Relics from the first slave ship to be found that went down with people on board

A Local Remembers

At the consulate event and contemplating the circumstances that led to a group of Mozambicans being sold into slavery here, a local man says:

“I remember as a kid being told, because of my dark skin… ‘jy’s so swart soos ‘n Mosambieker’ and that’s something you don’t hear anymore.”

A friend, standing close by, lights up with recognition. She also remembers this bit of Cape Town racism that points at specific events in history, possibly linked to the sinking of the Saõ José .

The discovery of this 1794 slave shipwreck marks a milestone in the study of the Transatlantic Slave Trade and showcases the results of the Slave Wrecks Project (SWP), a unique global partnership among museums and research institutions in the United States and Africa.

Objects from the shipwreck were unveiled at the historic events this week, some at the Iziko Slave Lodge Museum. Remnants of shackles, iron ballast to weigh down the ship and its human cargo, and a wooden pulley block, were retrieved from the wreck site of the São José Paquete de Africa.

The São José was one of the earliest voyages of the slave trade between Mozambique and Brazil. It was a massive trade in human beings that continued well into the 19th century. Over 400 000 East Africans are estimated to have made the journey between 1800 and 1865 whilst transported in inhumane conditions. Voyages often took two to three months and countless numbers died… some estimates are as high as 50%. For many years Cape Town prospered as a refreshment station for this trade before ships began their transatlantic journey.

The São José wreck site under the waves off the Cape coast

The São José wreck site under the waves off the Cape coast

International Collaboration

The Slave Wrecks Project (SWP), transcontinental research collaboration between Iziko Museums of South Africa; the NHMAAC; the South African Heritage Resources Agency (SAHRA); George Washington University (GWU), and a core group of international partners, uses the lens of slave shipwrecks to investigate the impact of the slave trade on world history.

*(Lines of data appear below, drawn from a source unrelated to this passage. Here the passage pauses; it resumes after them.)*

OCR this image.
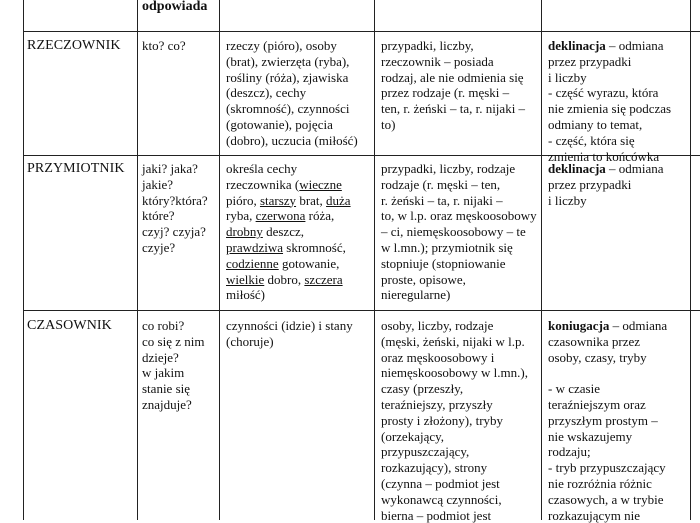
odpowiada
RZECZOWNIK kto? co?	rzeczy (pióro), osoby
(brat), zwierzęta (ryba),
rośliny (róża), zjawiska
(deszcz), cechy
(skromność), czynności
(gotowanie), pojęcia
(dobro), uczucia (miłość)
przypadki, liczby,
rzeczownik – posiada
rodzaj, ale nie odmienia się
przez rodzaje (r. męski –
ten, r. żeński – ta, r. nijaki –
to)
deklinacja – odmiana
przez przypadki
i liczby
- część wyrazu, która
nie zmienia się podczas
odmiany to temat,
- część, która się
zmienia to końcówka
PRZYMIOTNIK jaki? jaka?
jakie?
który?która?
które?
czyj? czyja?
czyje?
określa cechy
rzeczownika (wieczne
pióro, starszy brat, duża
ryba, czerwona róża,
drobny deszcz,
prawdziwa skromność,
codzienne gotowanie,
wielkie dobro, szczera
miłość)
przypadki, liczby, rodzaje
rodzaje (r. męski – ten,
r. żeński – ta, r. nijaki –
to, w l.p. oraz męskoosobowy
– ci, niemęskoosobowy – te
w l.mn.); przymiotnik się
stopniuje (stopniowanie
proste, opisowe,
nieregularne)
deklinacja – odmiana
przez przypadki
i liczby
CZASOWNIK co robi?
co się z nim
dzieje?
w jakim
stanie się
znajduje?
czynności (idzie) i stany
(choruje)
osoby, liczby, rodzaje
(męski, żeński, nijaki w l.p.
oraz męskoosobowy i
niemęskoosobowy w l.mn.),
czasy (przeszły,
teraźniejszy, przyszły
prosty i złożony), tryby
(orzekający,
przypuszczający,
rozkazujący), strony
(czynna – podmiot jest
wykonawcą czynności,
bierna – podmiot jest
koniugacja – odmiana
czasownika przez
osoby, czasy, tryby

- w czasie
teraźniejszym oraz
przyszłym prostym –
nie wskazujemy
rodzaju;
- tryb przypuszczający
nie rozróżnia różnic
czasowych, a w trybie
rozkazującym nie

The developing story of the São José wreck represents the work of researchers and scholars from Mozambique, South Africa, Portugal, Brazil, and the United States. SWP has now amassed enough information in these countries to tell a story of the ship owners, captains, and the voyage of the São José. And most importantly – more light can be shed onto those enslaved Africans who perished in that shipwreck.

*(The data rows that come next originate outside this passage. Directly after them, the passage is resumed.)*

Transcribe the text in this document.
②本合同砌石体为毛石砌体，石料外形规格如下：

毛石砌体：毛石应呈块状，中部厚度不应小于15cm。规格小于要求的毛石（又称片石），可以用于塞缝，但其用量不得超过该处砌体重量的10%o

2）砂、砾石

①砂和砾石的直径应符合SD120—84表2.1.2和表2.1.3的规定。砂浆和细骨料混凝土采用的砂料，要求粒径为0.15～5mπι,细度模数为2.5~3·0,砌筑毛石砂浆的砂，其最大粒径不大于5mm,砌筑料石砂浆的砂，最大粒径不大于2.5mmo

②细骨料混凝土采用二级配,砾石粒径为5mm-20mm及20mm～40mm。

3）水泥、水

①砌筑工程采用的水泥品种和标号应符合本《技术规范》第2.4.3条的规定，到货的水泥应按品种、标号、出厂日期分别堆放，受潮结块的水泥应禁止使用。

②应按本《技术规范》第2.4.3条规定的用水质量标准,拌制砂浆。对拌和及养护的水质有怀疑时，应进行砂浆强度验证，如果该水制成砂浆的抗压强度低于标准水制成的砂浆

The identification of this shipwreck provides an unparalleled opportunity for SWP to diligently excavate, conserve and prepare authentic objects of the transatlantic slave voyage. This significant find represents one of the earliest experimental voyages that brought East Africans into the transatlantic slave trade.

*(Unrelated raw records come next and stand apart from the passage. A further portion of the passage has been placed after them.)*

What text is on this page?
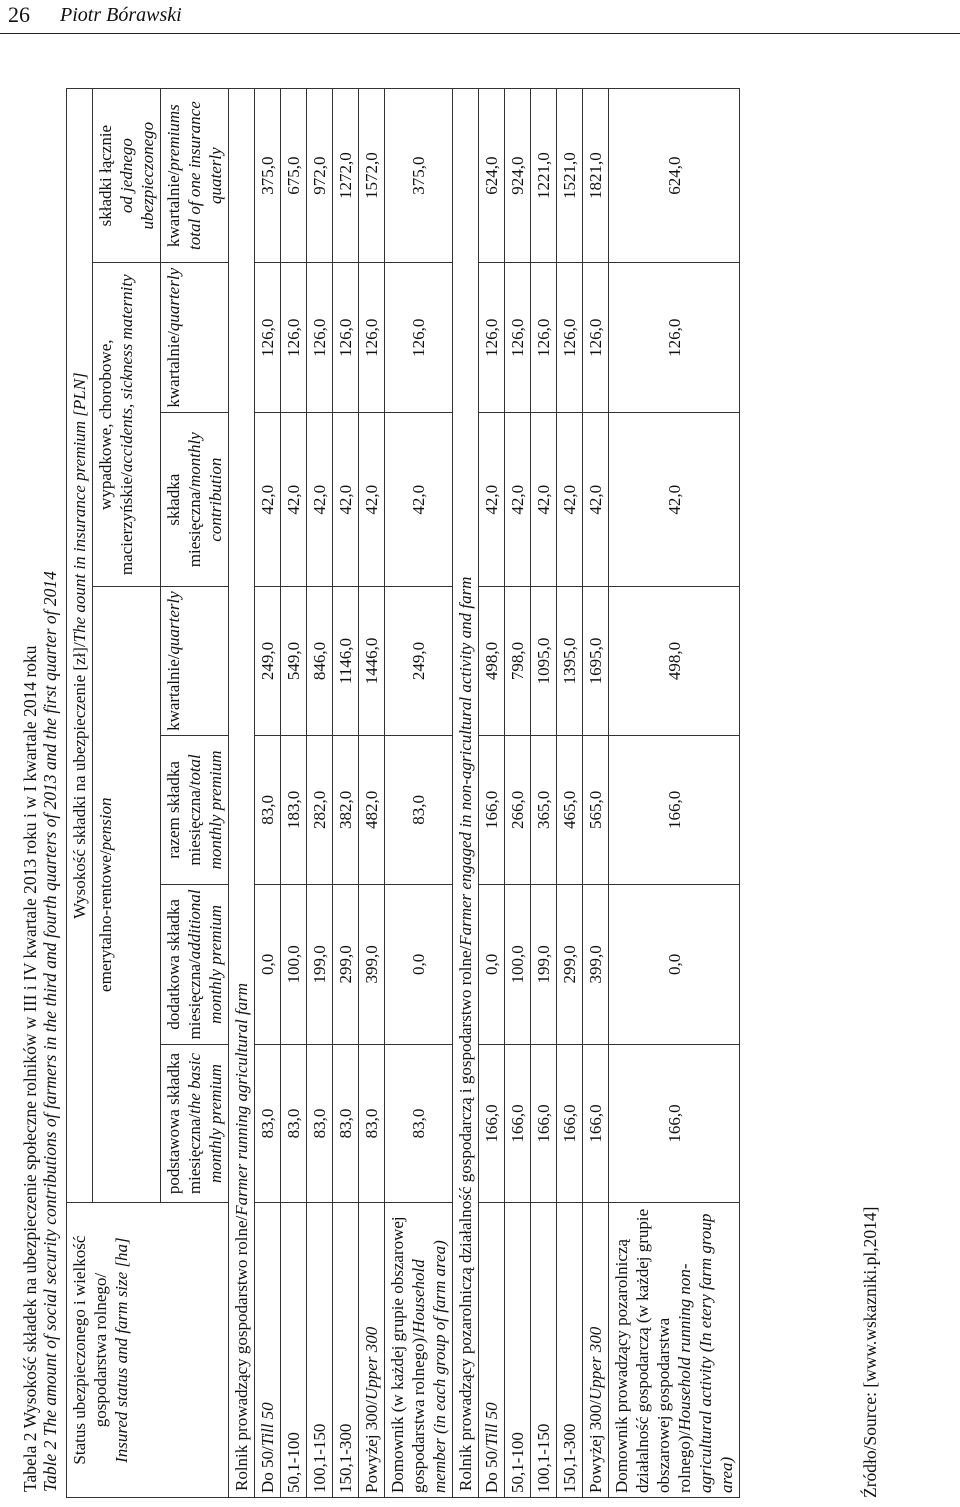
26 Piotr Bórawski
Tabela 2 Wysokość składek na ubezpieczenie społeczne rolników w III i IV kwartale 2013 roku i w I kwartale 2014 roku Table 2 The amount of social security contributions of farmers in the third and fourth quarters of 2013 and the first quarter of 2014 Status ubezpieczonego i wielkość gospodarstwa rolnego/ Insured status and farm size [ha]	Wysokość składki na ubezpieczenie [zł]/The aount in insurance premium [PLN]						
	emerytalno-rentowe/pension				wypadkowe, chorobowe, macierzyńskie/accidents, sickness maternity		składki łącznie od jednego ubezpieczonego
	podstawowa składka miesięczna/the basic monthly premium	dodatkowa składka miesięczna/additional monthly premium	razem składka miesięczna/total monthly premium	kwartalnie/quarterly	składka miesięczna/monthly contribution	kwartalnie/quarterly	kwartalnie/premiums total of one insurance quaterly
Rolnik prowadzący gospodarstwo rolne/Farmer running agricultural farm							
Do 50/Till 50	83,0	0,0	83,0	249,0	42,0	126,0	375,0
50,1-100	83,0	100,0	183,0	549,0	42,0	126,0	675,0
100,1-150	83,0	199,0	282,0	846,0	42,0	126,0	972,0
150,1-300	83,0	299,0	382,0	1146,0	42,0	126,0	1272,0
Powyżej 300/Upper 300	83,0	399,0	482,0	1446,0	42,0	126,0	1572,0
Domownik (w każdej grupie obszarowej gospodarstwa rolnego)/Household member (in each group of farm area)	83,0	0,0	83,0	249,0	42,0	126,0	375,0
Rolnik prowadzący pozarolniczą działalność gospodarczą i gospodarstwo rolne/Farmer engaged in non-agricultural activity and farm							
Do 50/Till 50	166,0	0,0	166,0	498,0	42,0	126,0	624,0
50,1-100	166,0	100,0	266,0	798,0	42,0	126,0	924,0
100,1-150	166,0	199,0	365,0	1095,0	42,0	126,0	1221,0
150,1-300	166,0	299,0	465,0	1395,0	42,0	126,0	1521,0
Powyżej 300/Upper 300	166,0	399,0	565,0	1695,0	42,0	126,0	1821,0
Domownik prowadzący pozarolniczą działalność gospodarczą (w każdej grupie obszarowej gospodarstwa rolnego)/Household running non-agricultural activity (In etery farm group area)	166,0	0,0	166,0	498,0	42,0	126,0	624,0
Źródło/Source: [www.wskazniki.pl,2014]
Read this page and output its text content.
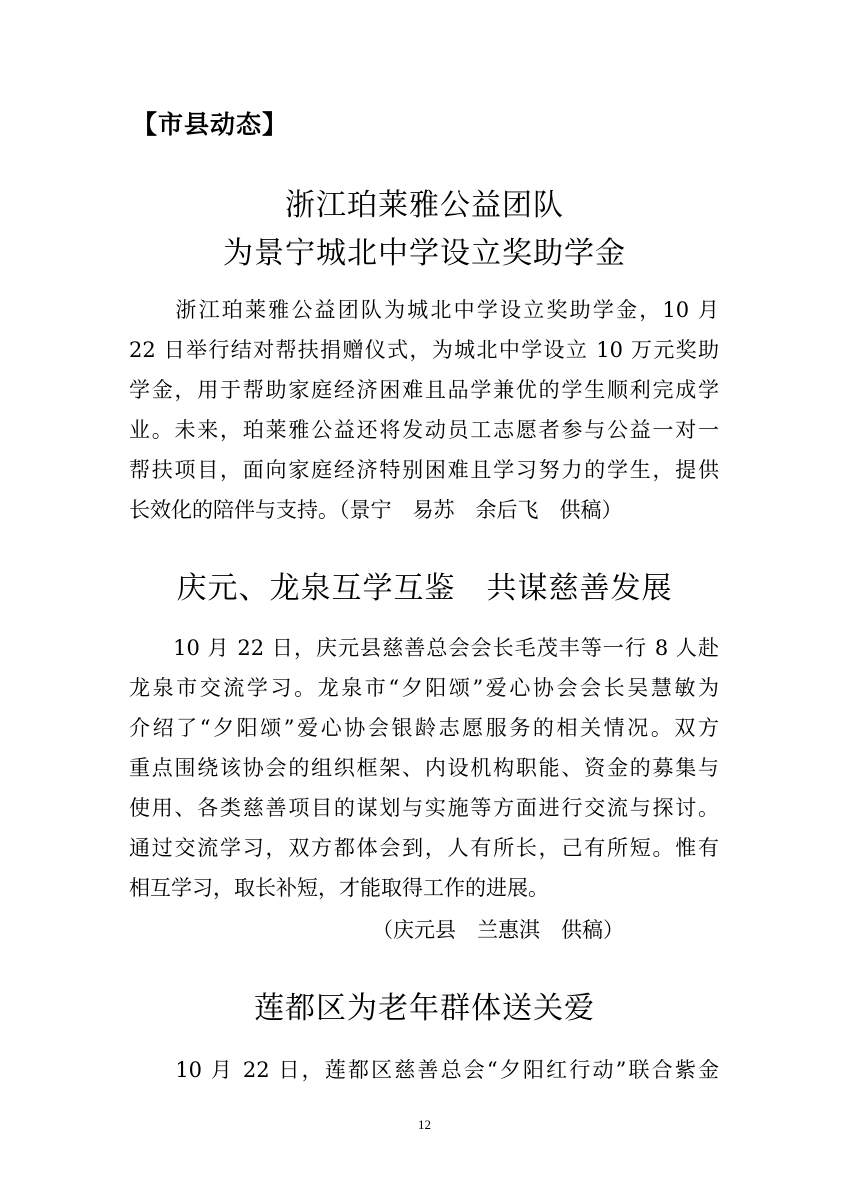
【市县动态】
浙江珀莱雅公益团队
为景宁城北中学设立奖助学金
　　浙江珀莱雅公益团队为城北中学设立奖助学金，10 月
22 日举行结对帮扶捐赠仪式，为城北中学设立 10 万元奖助
学金，用于帮助家庭经济困难且品学兼优的学生顺利完成学
业。未来，珀莱雅公益还将发动员工志愿者参与公益一对一
帮扶项目，面向家庭经济特别困难且学习努力的学生，提供
长效化的陪伴与支持。（景宁　易苏　余后飞　供稿）
庆元、龙泉互学互鉴　共谋慈善发展
　　10 月 22 日，庆元县慈善总会会长毛茂丰等一行 8 人赴
龙泉市交流学习。龙泉市“夕阳颂”爱心协会会长吴慧敏为
介绍了“夕阳颂”爱心协会银龄志愿服务的相关情况。双方
重点围绕该协会的组织框架、内设机构职能、资金的募集与
使用、各类慈善项目的谋划与实施等方面进行交流与探讨。
通过交流学习，双方都体会到，人有所长，己有所短。惟有
相互学习，取长补短，才能取得工作的进展。
（庆元县　兰惠淇　供稿）
莲都区为老年群体送关爱
　　10 月 22 日，莲都区慈善总会“夕阳红行动”联合紫金
12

The project first launched in 2008 under the name “Southern African Slave Wrecks Project” with a seed grant from the Ford Foundation. The project’s primary research emphasis was on South Africa at the time. The project began assisting developing-country partners in the advancement of cultural resource management programs that can preserve and protect irreplaceable heritage related to the historical slave trade and Africa’s global diasporas, while also fostering a unique niche for regional cultural tourism with tangible economic benefits, and promoting a new model of self-sustaining research for national educational and scientific institutions.